Eugene O’Neill: A Life in Four Acts
Robert M. Dowling
New Haven, CT: Yale University Press, 2014
ISBN-13: 9780300170337
584 pp.
“Tragic. Bitter. Pessimistic. Fatalistic. Gloomy. Take your pick from the run of adjectives trotted out to describe Eugene Gladstone O’Neill, the Irish American ‘master of the misbegotten,’ ‘dean of dysfunction,’ ‘black magician,’ ‘apostle of woe,’ ‘poet laureate of gloom’ ” (p. 9), writes Robert M. Dowling of his subject. Dowling points out that O’Neill, as the dramatist himself claimed, was no pessimist. O’Neill “embraced suffering as an avenue toward exaltation” in his work and described himself a “tragic optimist” (p. 10). Dowling’s copiously researched book unravels this seemingly antithetical description, while nakedly examining O’Neill in all his glory and baseness, revealing a man of vast talent and heartbreaking failings. Those acquainted with O’Neill are most familiar with his stripped-down, massively dense late career dramas drawn from his family life and personal experiences; however, as Dowling demonstrates, O’Neill was a daringly experimental playwright critical of America’s failure to live up to its own exalted ideals. Aggressively capitalistic and imperialistic, bigoted, and prudish, America, in O’Neill’s view, wandered away from its ideals in its attraction to false idols, leaving his troubled characters in search, often in vain, for transcendence and meaning.
During decades of post-mortem scholarship on O’Neill, beginning in the aftermath of the first productions (Swedish and American) of his posthumous masterpiece, Long Day’s Journey Into Night (1956), some things have become clear. First, sixty years on, scholars still have much to discover and the plays continue to offer considerable riches for critics and theatrical producers, not to mention audiences. Dowling’s biography benefits from prior scholarship (most particularly biographies by Arthur and Barbara Gelb [1962] and Louis Shaeffer [2000]), but also from his own dogged research on this elusive, brilliant, and contradictory genius of American drama. Dowling succeeds as a biographer, eschewing excessive analysis of O’Neill’s dramatic works, presuming, it would seem, that mountains of criticism have already plumbed those depths. He only delves into plays especially revealing of O’Neill’s life experiences—or those, like his race-themed plays, The Emperor Jones (1920) and All God’s Chillun Got Wings (1923)—that provide rich anecdotes (in these cases on censorship and racism).

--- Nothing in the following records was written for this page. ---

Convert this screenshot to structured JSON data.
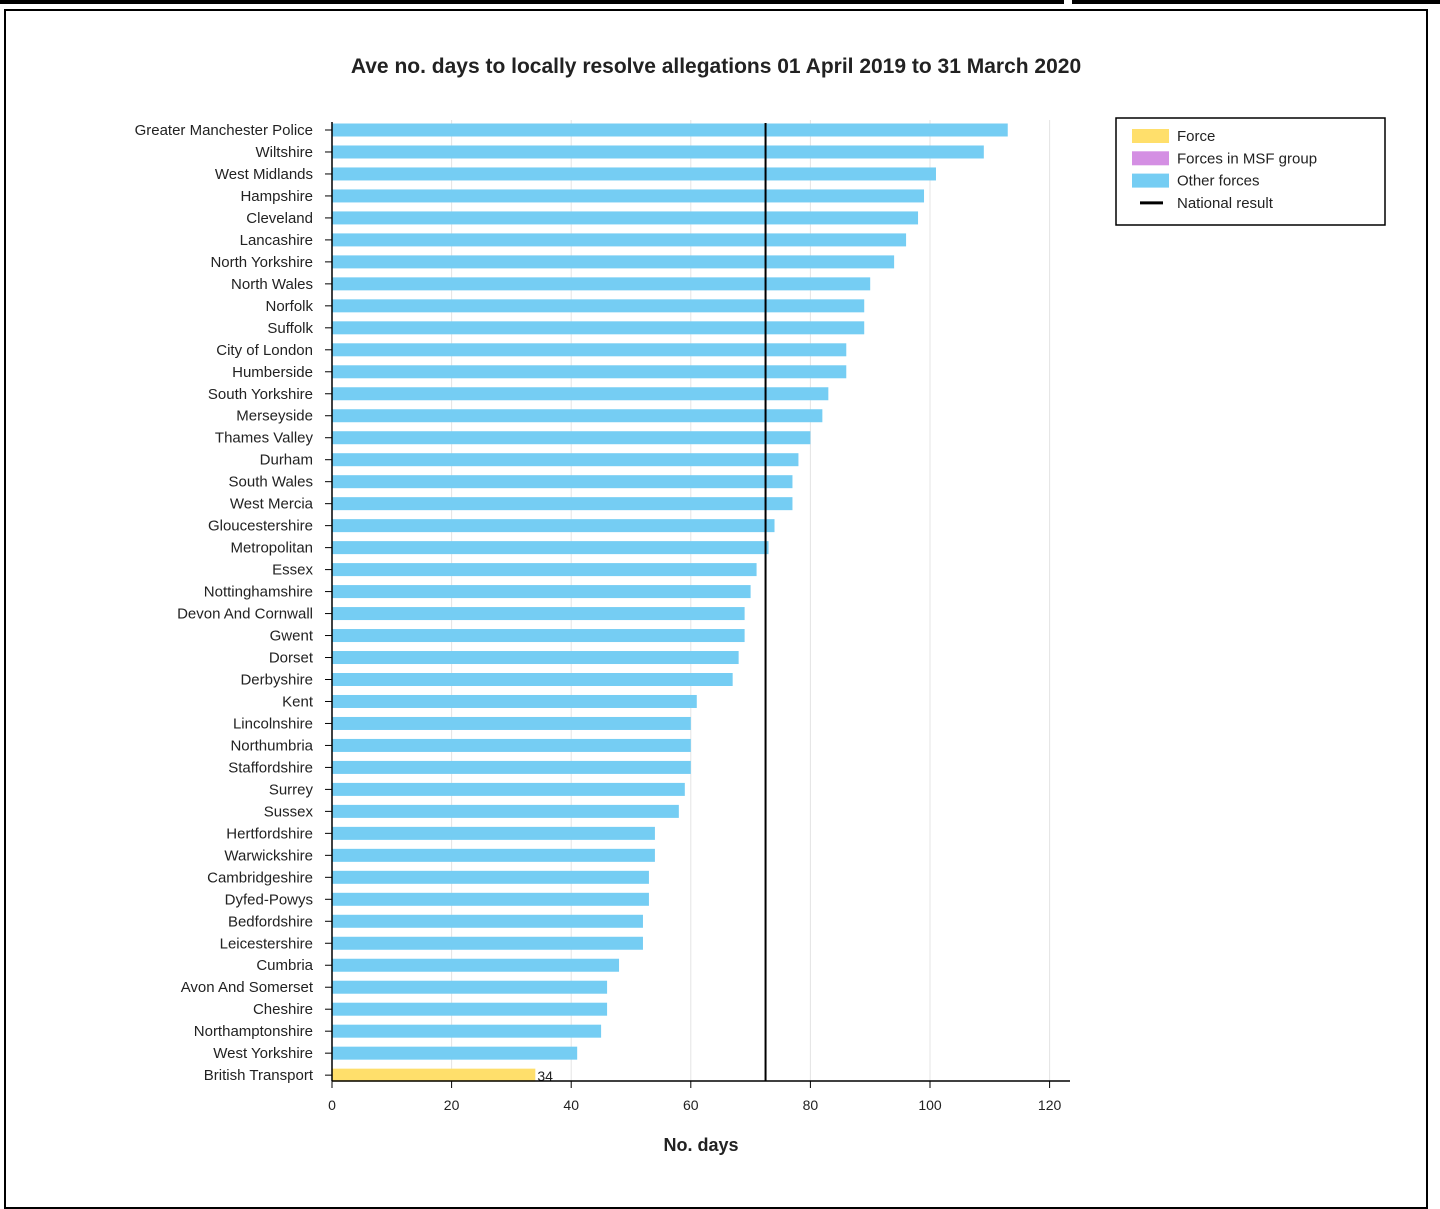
{
  "chart_data": {
    "type": "bar",
    "orientation": "horizontal",
    "title": "Ave no. days to locally resolve allegations 01 April 2019 to 31 March 2020",
    "xlabel": "No. days",
    "ylabel": "",
    "xlim": [
      0,
      123
    ],
    "xticks": [
      "0",
      "20",
      "40",
      "60",
      "80",
      "100",
      "120"
    ],
    "grid": "vertical",
    "legend_position": "top-right",
    "legend": [
      {
        "label": "Force",
        "color": "#ffdf6b",
        "kind": "swatch"
      },
      {
        "label": "Forces in MSF group",
        "color": "#d48fe3",
        "kind": "swatch"
      },
      {
        "label": "Other forces",
        "color": "#75cdf3",
        "kind": "swatch"
      },
      {
        "label": "National result",
        "color": "#000000",
        "kind": "line"
      }
    ],
    "national_result": 72.5,
    "categories": [
      "Greater Manchester Police",
      "Wiltshire",
      "West Midlands",
      "Hampshire",
      "Cleveland",
      "Lancashire",
      "North Yorkshire",
      "North Wales",
      "Norfolk",
      "Suffolk",
      "City of London",
      "Humberside",
      "South Yorkshire",
      "Merseyside",
      "Thames Valley",
      "Durham",
      "South Wales",
      "West Mercia",
      "Gloucestershire",
      "Metropolitan",
      "Essex",
      "Nottinghamshire",
      "Devon And Cornwall",
      "Gwent",
      "Dorset",
      "Derbyshire",
      "Kent",
      "Lincolnshire",
      "Northumbria",
      "Staffordshire",
      "Surrey",
      "Sussex",
      "Hertfordshire",
      "Warwickshire",
      "Cambridgeshire",
      "Dyfed-Powys",
      "Bedfordshire",
      "Leicestershire",
      "Cumbria",
      "Avon And Somerset",
      "Cheshire",
      "Northamptonshire",
      "West Yorkshire",
      "British Transport"
    ],
    "values": [
      113,
      109,
      101,
      99,
      98,
      96,
      94,
      90,
      89,
      89,
      86,
      86,
      83,
      82,
      80,
      78,
      77,
      77,
      74,
      73,
      71,
      70,
      69,
      69,
      68,
      67,
      61,
      60,
      60,
      60,
      59,
      58,
      54,
      54,
      53,
      53,
      52,
      52,
      48,
      46,
      46,
      45,
      41,
      34
    ],
    "groups": [
      "other",
      "other",
      "other",
      "other",
      "other",
      "other",
      "other",
      "other",
      "other",
      "other",
      "other",
      "other",
      "other",
      "other",
      "other",
      "other",
      "other",
      "other",
      "other",
      "other",
      "other",
      "other",
      "other",
      "other",
      "other",
      "other",
      "other",
      "other",
      "other",
      "other",
      "other",
      "other",
      "other",
      "other",
      "other",
      "other",
      "other",
      "other",
      "other",
      "other",
      "other",
      "other",
      "other",
      "force"
    ],
    "data_labels": [
      {
        "category": "British Transport",
        "text": "34"
      }
    ]
  }
}
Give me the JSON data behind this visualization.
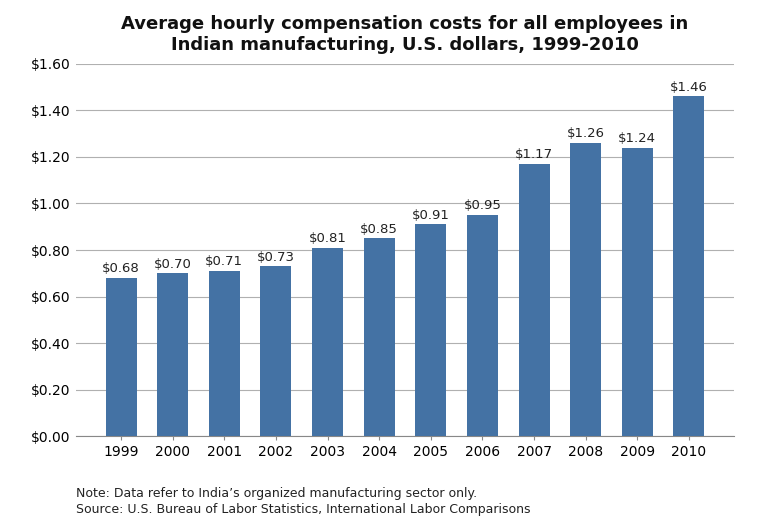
{
  "title": "Average hourly compensation costs for all employees in\nIndian manufacturing, U.S. dollars, 1999-2010",
  "years": [
    1999,
    2000,
    2001,
    2002,
    2003,
    2004,
    2005,
    2006,
    2007,
    2008,
    2009,
    2010
  ],
  "values": [
    0.68,
    0.7,
    0.71,
    0.73,
    0.81,
    0.85,
    0.91,
    0.95,
    1.17,
    1.26,
    1.24,
    1.46
  ],
  "bar_color": "#4472a4",
  "ylim": [
    0,
    1.6
  ],
  "yticks": [
    0.0,
    0.2,
    0.4,
    0.6,
    0.8,
    1.0,
    1.2,
    1.4,
    1.6
  ],
  "note_line1": "Note: Data refer to India’s organized manufacturing sector only.",
  "note_line2": "Source: U.S. Bureau of Labor Statistics, International Labor Comparisons",
  "background_color": "#ffffff",
  "grid_color": "#b0b0b0",
  "title_fontsize": 13,
  "tick_fontsize": 10,
  "label_fontsize": 9.5,
  "note_fontsize": 9
}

The result is a biography that equals its predecessors and, in the eye of this reader, supersedes them, at least insofar as reevaluating and knitting together the complex threads of O’Neill’s turbulent life. Failed marriages, alienation from his children (two sons committed suicide), financial woes, persistent health problems, strains of an ambitious workload, and, of course, the complex bond with his parents and brother memorably drawn in Long Day’s Journey Into Night, are explored with insight supported by concrete research. Dowling peels away hearsay in favor of proven accuracy and the result is a memorable portrait of his subject.
Dowling’s penetrating text is accompanied by multiple illustrations, refreshingly crisp reproductions unlike the usual blurry black masses too often seen in current publications, and the book is an important addition to O’Neill scholarship. Though his life was rife with tragedy, much he himself caused, Dowling leaves the reader impressed with the life and accomplishments of this tragic optimist.